- Freedom Acres, Arizona Location within Arizona Freedom Acres, Arizona Location within the United States
- Coordinates: 34°19′1″N 111°17′58″W﻿ / ﻿34.31694°N 111.29944°W
- Country: United States
- State: Arizona
- County: Gila

Area
- • Total: 1.75 sq mi (4.54 km^{2})
- • Land: 1.75 sq mi (4.54 km^{2})
- • Water: 0 sq mi (0.00 km^{2})
- Elevation: 4,880 ft (1,490 m)

Population (2020)
- • Total: 90
- • Density: 51.3/sq mi (19.81/km^{2})
- Time zone: UTC-7 (MST (no DST))
- ZIP code: 85541
- Area code: 928
- FIPS code: 04-25735
- GNIS feature ID: 40828

= Freedom Acres, Arizona =

CDP in Gila County, Arizona

Freedom Acres is a census-designated place (CDP) in Gila County, Arizona, United States.

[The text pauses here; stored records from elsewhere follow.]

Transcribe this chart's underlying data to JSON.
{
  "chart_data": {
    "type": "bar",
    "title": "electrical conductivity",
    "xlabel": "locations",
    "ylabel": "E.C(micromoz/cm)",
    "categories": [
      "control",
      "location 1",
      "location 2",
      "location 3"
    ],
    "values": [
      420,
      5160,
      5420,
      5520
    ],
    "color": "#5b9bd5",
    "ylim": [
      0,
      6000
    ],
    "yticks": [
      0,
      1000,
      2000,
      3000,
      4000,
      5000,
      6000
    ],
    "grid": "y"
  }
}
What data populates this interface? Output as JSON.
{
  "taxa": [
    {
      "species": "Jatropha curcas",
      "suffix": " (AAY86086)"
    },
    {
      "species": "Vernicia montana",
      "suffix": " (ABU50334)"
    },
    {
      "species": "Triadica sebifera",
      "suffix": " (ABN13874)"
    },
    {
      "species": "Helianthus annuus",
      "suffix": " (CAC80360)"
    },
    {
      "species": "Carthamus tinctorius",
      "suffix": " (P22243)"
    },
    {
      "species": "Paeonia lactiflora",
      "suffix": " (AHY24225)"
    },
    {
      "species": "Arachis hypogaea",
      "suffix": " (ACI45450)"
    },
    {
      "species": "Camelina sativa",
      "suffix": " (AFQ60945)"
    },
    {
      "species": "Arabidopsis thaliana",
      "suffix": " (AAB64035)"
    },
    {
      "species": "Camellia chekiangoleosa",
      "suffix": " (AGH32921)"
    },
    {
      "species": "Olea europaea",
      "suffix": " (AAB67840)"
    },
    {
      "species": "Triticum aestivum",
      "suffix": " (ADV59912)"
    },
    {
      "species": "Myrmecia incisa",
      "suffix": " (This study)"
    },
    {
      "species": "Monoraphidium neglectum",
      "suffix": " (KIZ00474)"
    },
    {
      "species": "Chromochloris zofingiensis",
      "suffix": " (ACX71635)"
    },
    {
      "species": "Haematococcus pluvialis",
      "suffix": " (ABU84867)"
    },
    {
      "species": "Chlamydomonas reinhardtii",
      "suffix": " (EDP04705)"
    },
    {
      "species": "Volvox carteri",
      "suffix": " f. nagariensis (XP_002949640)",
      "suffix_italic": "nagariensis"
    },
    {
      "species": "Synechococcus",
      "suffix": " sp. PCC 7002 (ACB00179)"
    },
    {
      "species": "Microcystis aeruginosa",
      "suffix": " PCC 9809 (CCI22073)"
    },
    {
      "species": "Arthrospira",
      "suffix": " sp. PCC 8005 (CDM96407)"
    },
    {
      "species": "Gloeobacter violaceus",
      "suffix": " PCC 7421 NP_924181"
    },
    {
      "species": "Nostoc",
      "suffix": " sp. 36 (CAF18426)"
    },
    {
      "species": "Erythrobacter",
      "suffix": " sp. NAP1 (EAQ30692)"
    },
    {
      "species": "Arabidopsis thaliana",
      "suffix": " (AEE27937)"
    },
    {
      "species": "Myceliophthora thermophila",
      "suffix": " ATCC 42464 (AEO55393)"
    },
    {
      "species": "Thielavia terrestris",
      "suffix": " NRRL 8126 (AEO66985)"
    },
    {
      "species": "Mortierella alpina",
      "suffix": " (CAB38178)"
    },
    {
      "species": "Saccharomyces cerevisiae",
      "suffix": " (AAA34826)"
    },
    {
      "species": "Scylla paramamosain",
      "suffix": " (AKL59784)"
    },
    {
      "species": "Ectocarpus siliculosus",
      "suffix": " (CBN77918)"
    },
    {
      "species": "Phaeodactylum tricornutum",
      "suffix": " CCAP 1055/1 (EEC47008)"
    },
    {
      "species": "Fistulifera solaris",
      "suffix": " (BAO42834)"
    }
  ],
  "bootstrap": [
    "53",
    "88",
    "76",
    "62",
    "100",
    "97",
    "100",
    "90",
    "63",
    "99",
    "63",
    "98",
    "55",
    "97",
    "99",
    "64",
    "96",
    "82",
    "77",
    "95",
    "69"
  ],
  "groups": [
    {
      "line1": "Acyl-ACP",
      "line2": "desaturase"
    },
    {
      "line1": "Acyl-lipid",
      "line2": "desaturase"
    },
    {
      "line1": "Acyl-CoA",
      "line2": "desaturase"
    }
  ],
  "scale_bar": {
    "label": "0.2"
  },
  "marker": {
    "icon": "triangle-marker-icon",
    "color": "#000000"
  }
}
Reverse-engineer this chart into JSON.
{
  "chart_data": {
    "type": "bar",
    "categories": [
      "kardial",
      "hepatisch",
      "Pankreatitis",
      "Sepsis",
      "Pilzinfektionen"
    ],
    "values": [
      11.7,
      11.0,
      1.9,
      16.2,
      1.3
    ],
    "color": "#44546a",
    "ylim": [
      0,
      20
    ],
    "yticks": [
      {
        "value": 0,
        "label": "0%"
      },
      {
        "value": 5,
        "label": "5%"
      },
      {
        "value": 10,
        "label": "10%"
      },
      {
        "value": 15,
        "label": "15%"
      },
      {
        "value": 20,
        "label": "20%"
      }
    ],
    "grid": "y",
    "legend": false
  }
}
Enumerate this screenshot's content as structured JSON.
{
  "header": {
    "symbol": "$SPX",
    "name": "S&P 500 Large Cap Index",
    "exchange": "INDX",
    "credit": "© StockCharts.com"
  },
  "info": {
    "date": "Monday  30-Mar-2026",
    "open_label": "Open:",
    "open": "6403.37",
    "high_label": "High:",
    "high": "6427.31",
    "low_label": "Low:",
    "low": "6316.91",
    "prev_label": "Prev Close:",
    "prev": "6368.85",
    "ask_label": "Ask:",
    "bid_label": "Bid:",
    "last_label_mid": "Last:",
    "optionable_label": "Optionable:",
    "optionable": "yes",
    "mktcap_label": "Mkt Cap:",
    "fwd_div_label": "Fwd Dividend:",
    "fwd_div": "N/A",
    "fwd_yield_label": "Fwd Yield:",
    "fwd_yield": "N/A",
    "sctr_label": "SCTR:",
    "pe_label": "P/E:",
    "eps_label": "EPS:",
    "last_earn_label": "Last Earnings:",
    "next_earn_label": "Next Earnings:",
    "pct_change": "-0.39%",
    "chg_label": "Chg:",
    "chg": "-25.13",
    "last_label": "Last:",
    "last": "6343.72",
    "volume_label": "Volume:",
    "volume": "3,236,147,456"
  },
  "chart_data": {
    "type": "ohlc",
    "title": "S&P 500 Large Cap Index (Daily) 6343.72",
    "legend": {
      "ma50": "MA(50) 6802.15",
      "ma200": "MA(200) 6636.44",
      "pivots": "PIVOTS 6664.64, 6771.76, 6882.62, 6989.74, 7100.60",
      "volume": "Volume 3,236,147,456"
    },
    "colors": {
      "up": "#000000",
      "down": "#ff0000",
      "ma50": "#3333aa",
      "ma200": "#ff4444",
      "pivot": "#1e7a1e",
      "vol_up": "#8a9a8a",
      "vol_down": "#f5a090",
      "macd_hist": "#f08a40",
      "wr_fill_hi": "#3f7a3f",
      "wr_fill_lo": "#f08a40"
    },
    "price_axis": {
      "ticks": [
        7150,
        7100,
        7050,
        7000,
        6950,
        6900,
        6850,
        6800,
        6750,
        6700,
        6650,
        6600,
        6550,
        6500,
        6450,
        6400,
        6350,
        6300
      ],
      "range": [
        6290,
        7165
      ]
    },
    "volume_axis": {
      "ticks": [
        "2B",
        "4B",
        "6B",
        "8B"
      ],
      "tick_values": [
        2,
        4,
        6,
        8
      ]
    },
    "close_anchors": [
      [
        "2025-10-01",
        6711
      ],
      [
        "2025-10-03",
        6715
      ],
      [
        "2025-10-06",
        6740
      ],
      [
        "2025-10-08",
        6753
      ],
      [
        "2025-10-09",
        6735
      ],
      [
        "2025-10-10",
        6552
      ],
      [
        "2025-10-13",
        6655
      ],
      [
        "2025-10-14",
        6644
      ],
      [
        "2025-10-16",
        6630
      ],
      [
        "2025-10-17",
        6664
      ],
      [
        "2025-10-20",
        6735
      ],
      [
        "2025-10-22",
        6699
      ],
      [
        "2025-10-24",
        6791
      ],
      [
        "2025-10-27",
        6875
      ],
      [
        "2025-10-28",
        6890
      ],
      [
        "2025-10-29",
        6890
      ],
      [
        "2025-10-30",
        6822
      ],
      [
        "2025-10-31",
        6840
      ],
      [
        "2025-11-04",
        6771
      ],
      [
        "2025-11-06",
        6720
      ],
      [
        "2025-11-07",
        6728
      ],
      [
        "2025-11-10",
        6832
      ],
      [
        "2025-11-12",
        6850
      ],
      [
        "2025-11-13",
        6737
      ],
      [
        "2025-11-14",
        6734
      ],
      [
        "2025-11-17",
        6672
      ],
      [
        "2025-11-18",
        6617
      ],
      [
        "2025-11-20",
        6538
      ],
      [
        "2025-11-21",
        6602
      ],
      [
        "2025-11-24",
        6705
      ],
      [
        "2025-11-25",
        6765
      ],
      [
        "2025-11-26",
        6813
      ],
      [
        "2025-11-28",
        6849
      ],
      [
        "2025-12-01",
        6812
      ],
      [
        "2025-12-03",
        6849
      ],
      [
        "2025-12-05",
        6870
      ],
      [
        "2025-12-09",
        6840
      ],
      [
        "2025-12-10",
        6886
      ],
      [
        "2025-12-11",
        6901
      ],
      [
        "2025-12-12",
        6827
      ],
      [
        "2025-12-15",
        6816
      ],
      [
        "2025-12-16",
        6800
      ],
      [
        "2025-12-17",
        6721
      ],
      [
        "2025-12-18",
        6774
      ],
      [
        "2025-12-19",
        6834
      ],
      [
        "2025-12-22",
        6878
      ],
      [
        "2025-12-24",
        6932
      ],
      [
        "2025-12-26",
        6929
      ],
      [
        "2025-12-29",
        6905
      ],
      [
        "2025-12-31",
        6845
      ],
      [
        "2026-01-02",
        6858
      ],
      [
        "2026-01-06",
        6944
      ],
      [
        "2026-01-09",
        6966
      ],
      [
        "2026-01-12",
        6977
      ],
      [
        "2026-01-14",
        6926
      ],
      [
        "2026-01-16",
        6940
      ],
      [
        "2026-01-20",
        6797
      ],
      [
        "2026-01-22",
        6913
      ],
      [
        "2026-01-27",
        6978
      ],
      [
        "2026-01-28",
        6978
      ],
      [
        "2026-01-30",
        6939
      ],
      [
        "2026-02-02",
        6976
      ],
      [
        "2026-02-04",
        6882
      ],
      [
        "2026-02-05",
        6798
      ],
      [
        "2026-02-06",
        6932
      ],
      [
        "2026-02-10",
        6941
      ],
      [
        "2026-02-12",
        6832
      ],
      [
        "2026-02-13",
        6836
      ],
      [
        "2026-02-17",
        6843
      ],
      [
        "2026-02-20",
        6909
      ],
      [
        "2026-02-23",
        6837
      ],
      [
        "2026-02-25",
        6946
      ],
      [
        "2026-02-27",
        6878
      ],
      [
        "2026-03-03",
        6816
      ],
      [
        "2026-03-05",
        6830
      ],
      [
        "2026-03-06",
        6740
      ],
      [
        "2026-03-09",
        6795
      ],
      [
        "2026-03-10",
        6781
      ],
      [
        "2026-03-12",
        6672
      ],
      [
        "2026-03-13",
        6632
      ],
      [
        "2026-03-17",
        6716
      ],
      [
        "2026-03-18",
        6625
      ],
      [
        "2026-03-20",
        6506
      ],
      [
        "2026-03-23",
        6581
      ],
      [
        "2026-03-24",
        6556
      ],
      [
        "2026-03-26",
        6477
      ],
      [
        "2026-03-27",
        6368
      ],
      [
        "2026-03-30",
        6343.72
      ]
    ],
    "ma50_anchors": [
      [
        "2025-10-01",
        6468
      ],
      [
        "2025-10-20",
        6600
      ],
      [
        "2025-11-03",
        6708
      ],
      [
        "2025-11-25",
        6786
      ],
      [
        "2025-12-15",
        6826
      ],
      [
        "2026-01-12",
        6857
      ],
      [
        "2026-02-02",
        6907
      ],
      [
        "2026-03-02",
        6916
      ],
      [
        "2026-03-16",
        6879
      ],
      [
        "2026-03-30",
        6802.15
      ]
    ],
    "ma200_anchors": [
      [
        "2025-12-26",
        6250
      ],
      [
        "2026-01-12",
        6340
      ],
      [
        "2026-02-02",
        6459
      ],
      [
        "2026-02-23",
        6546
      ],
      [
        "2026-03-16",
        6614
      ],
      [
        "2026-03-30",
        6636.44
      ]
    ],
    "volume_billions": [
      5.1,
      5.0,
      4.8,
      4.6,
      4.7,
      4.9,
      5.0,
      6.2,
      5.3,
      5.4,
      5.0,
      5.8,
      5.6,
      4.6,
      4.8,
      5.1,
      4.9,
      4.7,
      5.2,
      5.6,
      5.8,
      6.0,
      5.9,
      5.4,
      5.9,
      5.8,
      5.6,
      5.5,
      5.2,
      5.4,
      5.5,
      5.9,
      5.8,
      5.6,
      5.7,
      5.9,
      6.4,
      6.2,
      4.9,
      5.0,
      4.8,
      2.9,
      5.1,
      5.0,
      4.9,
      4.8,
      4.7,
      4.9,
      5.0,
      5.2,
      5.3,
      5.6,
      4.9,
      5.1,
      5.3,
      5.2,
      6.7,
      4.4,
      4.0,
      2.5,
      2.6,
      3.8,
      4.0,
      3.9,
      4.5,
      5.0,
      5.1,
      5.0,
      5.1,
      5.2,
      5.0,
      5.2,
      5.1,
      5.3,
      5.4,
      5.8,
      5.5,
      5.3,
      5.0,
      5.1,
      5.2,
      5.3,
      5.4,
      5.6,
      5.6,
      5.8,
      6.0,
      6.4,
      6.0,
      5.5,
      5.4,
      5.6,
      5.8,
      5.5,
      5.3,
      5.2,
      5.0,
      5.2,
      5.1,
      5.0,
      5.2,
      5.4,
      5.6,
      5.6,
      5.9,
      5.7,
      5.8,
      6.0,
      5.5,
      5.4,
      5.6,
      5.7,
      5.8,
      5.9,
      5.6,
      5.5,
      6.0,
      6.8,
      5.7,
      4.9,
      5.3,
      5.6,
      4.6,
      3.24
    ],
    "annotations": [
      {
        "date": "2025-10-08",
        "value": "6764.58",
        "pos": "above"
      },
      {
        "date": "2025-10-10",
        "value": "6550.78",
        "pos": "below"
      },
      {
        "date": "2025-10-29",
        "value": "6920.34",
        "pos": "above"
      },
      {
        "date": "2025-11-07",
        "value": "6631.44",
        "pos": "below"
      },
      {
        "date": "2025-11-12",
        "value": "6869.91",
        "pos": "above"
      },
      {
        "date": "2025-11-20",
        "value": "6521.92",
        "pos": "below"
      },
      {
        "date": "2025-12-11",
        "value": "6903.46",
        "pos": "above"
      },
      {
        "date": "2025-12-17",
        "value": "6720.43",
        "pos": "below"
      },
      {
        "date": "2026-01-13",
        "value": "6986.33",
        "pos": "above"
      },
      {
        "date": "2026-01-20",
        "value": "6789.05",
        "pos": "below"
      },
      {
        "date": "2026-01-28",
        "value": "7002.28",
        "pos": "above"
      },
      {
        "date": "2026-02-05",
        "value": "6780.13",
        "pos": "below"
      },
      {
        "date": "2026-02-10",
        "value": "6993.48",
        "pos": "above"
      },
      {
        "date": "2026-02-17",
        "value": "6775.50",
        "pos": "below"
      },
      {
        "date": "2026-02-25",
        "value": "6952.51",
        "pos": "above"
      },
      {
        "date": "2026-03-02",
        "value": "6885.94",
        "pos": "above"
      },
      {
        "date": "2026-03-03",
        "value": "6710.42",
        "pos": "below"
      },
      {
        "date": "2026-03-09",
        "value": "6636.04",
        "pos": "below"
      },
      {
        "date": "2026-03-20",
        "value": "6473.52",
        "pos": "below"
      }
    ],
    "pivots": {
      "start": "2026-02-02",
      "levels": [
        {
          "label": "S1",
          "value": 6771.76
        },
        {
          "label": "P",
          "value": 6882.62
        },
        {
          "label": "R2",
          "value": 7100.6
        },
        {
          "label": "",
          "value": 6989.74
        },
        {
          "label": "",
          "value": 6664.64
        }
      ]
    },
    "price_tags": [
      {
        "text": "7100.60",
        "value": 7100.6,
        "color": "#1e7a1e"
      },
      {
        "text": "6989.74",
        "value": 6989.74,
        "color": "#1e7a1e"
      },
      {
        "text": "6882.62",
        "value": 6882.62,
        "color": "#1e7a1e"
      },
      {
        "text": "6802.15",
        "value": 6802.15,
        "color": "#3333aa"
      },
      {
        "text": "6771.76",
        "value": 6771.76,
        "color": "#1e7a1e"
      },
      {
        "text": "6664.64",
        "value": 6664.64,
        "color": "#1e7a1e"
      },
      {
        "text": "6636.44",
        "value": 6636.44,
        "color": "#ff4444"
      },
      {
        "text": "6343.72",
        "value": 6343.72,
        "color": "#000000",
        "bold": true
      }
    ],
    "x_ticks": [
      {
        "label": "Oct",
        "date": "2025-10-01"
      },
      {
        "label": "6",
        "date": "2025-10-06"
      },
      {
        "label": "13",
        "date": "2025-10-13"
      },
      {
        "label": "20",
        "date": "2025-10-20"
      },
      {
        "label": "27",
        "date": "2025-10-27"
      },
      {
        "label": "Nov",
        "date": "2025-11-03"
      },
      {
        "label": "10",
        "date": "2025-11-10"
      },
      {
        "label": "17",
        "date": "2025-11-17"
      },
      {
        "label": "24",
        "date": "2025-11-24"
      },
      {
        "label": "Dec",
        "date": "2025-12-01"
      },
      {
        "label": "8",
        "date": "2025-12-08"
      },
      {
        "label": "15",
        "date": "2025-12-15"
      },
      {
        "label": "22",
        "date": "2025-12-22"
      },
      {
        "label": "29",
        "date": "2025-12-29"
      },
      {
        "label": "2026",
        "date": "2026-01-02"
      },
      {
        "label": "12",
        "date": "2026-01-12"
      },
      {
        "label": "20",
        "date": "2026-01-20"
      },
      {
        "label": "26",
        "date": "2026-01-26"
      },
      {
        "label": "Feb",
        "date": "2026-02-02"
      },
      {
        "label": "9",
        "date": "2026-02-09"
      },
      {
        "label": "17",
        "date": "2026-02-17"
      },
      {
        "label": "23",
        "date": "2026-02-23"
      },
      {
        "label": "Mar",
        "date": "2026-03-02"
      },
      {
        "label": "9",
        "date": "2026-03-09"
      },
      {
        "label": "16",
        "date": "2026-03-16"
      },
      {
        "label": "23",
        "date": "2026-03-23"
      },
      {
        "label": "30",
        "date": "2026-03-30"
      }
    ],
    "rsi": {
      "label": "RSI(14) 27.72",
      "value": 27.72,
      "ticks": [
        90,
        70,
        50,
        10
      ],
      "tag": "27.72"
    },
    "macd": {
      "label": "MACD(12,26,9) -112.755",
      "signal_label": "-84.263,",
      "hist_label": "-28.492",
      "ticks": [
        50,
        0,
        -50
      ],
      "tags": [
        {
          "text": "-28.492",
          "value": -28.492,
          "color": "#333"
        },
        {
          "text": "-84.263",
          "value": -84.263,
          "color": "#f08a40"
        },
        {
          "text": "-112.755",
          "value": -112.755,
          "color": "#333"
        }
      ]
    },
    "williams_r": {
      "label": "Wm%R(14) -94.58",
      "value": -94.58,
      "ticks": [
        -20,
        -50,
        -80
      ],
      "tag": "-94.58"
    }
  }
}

The population was 90 at the 2020 census, up from 84 at the 2010 census.

==Geography==
Freedom Acres is located in northern Gila County on Sunflower Mesa, 7 mi north of Payson via Houston Mesa Road. It is bordered to the north by the Beaver Valley CDP. The East Verde River forms the northern and western edge of the Freedom Acres CDP, and Shoofly Canyon forms the southwestern edge. According to the United States Census Bureau, the CDP has a total area of 4.54 km2, all land.

==Demographics==

Historical population
| Census | Pop. | Note | %± |
| 2010 | 84 |  | — |
| 2020 | 90 |  | 7.1% |
U.S. Decennial Census

==Education==
It is in the Payson Unified School District. Payson High School is the zoned comprehensive high school.